If we have some system:
\begin{equation} x’ = Ax \end{equation}
the solution for this system should be \(e^{At}\). This gives rise to, given the power series:
\begin{equation} e^{At} = 1 + At + \frac{1}{2} \qty(At)^{2} + \frac{1}{3!} (At)^{3}+ \dots \end{equation}
the derivative of which:
\begin{align} \dv t e^{At} &= A + A^{2}t + \frac{A^{3}t^{2}}{2} + \dots \\ &= A\qty(1 + At + \frac{A^{2}t^{2}}{2}) \end{align}
This intuition makes sense for all matrices \(A\). Meaning the general solution gives:
\begin{equation} x = e^{At} x_0 \end{equation}
See also raising e to a matrix to see how to deal with diagonalizable matricies.
Benefits
- this approach produces all solutions no matter the eigenvalues of \(A\).
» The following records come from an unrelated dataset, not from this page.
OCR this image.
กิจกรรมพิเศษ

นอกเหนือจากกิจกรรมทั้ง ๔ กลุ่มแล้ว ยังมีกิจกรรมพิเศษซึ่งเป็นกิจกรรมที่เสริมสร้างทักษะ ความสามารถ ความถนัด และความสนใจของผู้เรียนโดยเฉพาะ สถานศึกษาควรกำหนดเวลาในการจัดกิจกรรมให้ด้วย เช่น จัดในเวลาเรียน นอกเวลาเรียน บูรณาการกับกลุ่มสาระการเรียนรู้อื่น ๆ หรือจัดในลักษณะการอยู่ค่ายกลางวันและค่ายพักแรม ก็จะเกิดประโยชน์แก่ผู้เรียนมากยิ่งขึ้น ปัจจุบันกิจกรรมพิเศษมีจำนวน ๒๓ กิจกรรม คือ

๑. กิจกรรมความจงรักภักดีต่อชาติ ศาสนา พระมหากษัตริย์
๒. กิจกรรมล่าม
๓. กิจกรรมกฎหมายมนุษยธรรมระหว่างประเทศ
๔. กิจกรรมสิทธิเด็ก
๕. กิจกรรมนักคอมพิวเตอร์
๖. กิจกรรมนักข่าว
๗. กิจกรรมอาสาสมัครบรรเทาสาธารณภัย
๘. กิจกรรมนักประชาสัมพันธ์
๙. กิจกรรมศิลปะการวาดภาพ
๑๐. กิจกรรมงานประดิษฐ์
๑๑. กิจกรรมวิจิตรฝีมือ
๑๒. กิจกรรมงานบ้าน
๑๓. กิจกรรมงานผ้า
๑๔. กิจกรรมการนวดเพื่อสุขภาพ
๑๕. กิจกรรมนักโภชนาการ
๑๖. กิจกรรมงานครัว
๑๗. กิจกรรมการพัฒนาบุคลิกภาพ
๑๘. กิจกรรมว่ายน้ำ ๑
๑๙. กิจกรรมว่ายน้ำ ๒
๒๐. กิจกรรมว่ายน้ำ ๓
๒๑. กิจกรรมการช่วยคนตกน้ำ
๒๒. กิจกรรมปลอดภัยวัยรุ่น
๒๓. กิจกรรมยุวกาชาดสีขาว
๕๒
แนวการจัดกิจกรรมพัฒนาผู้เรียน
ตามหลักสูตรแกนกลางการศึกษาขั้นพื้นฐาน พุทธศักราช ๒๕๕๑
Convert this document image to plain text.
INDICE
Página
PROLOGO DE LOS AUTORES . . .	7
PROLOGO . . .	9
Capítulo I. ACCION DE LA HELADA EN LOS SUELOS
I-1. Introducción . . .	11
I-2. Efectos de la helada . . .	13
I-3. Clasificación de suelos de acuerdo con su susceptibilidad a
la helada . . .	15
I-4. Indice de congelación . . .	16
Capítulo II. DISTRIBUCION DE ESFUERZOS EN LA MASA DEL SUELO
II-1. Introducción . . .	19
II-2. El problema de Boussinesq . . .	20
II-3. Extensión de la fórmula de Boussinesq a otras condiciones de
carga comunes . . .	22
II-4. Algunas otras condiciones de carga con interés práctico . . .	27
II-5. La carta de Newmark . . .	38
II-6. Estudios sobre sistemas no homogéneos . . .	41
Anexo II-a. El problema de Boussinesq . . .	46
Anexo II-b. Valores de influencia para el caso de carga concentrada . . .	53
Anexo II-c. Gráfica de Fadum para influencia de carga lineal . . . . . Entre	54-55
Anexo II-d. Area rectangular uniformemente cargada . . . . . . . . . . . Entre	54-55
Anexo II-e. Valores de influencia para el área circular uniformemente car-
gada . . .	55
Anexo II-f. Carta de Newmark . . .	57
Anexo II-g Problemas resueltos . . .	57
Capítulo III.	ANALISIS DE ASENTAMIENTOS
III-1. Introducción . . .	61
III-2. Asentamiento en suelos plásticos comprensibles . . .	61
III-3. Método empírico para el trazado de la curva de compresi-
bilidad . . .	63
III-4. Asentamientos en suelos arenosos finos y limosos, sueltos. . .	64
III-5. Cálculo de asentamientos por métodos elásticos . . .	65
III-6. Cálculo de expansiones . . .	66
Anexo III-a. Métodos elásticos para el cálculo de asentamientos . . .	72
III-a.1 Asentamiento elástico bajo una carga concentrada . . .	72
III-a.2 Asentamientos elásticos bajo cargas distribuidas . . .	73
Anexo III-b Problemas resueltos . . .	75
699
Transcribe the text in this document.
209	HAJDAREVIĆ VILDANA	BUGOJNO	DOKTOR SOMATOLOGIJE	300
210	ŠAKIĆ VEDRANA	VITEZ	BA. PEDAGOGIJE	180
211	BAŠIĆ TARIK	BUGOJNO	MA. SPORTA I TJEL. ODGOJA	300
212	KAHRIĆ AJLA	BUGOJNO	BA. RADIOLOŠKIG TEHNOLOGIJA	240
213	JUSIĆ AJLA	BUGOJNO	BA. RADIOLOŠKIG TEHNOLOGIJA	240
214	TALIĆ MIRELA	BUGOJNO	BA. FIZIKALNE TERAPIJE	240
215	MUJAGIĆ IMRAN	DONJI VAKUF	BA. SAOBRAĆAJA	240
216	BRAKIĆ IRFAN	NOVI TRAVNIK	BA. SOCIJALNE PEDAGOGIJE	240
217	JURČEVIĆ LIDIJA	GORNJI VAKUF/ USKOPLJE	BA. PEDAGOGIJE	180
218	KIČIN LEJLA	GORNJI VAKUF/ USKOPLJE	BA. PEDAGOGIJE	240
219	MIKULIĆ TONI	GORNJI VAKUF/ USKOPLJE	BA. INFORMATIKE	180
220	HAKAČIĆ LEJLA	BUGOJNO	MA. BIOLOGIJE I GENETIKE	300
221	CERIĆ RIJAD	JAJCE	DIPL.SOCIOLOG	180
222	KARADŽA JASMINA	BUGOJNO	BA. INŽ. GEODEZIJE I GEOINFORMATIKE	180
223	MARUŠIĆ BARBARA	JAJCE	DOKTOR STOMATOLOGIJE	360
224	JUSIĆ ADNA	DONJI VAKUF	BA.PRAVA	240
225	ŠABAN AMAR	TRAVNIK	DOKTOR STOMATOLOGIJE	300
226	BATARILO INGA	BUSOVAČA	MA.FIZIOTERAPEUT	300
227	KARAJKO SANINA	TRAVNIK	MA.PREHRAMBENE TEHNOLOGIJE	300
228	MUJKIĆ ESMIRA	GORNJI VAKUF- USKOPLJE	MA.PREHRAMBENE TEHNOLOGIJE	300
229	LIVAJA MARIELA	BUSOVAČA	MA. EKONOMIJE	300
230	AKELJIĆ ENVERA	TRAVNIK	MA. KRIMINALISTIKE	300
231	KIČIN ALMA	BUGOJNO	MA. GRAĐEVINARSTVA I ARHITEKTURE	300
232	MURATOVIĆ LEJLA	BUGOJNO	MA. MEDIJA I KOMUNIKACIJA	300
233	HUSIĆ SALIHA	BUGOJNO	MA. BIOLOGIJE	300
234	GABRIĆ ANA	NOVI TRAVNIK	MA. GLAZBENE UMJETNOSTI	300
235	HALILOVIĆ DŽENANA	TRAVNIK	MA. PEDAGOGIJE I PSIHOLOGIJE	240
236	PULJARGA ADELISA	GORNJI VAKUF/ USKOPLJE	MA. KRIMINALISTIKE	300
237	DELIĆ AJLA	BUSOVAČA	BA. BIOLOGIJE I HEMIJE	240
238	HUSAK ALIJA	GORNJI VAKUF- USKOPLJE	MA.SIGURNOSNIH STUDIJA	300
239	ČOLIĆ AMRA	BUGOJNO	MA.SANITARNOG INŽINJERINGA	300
- also tells you what to do if your characteristic polynomial has repeated eigenvalues
- this is computationally not too bad if you have..
- diagonal \(A\)
- diagonalizable \(A\)
Great Matrix Exponential Tragedy
\begin{equation} e^{A+B} \neq e^{A} e^{B} \end{equation}
in general, because matricies don’t commute.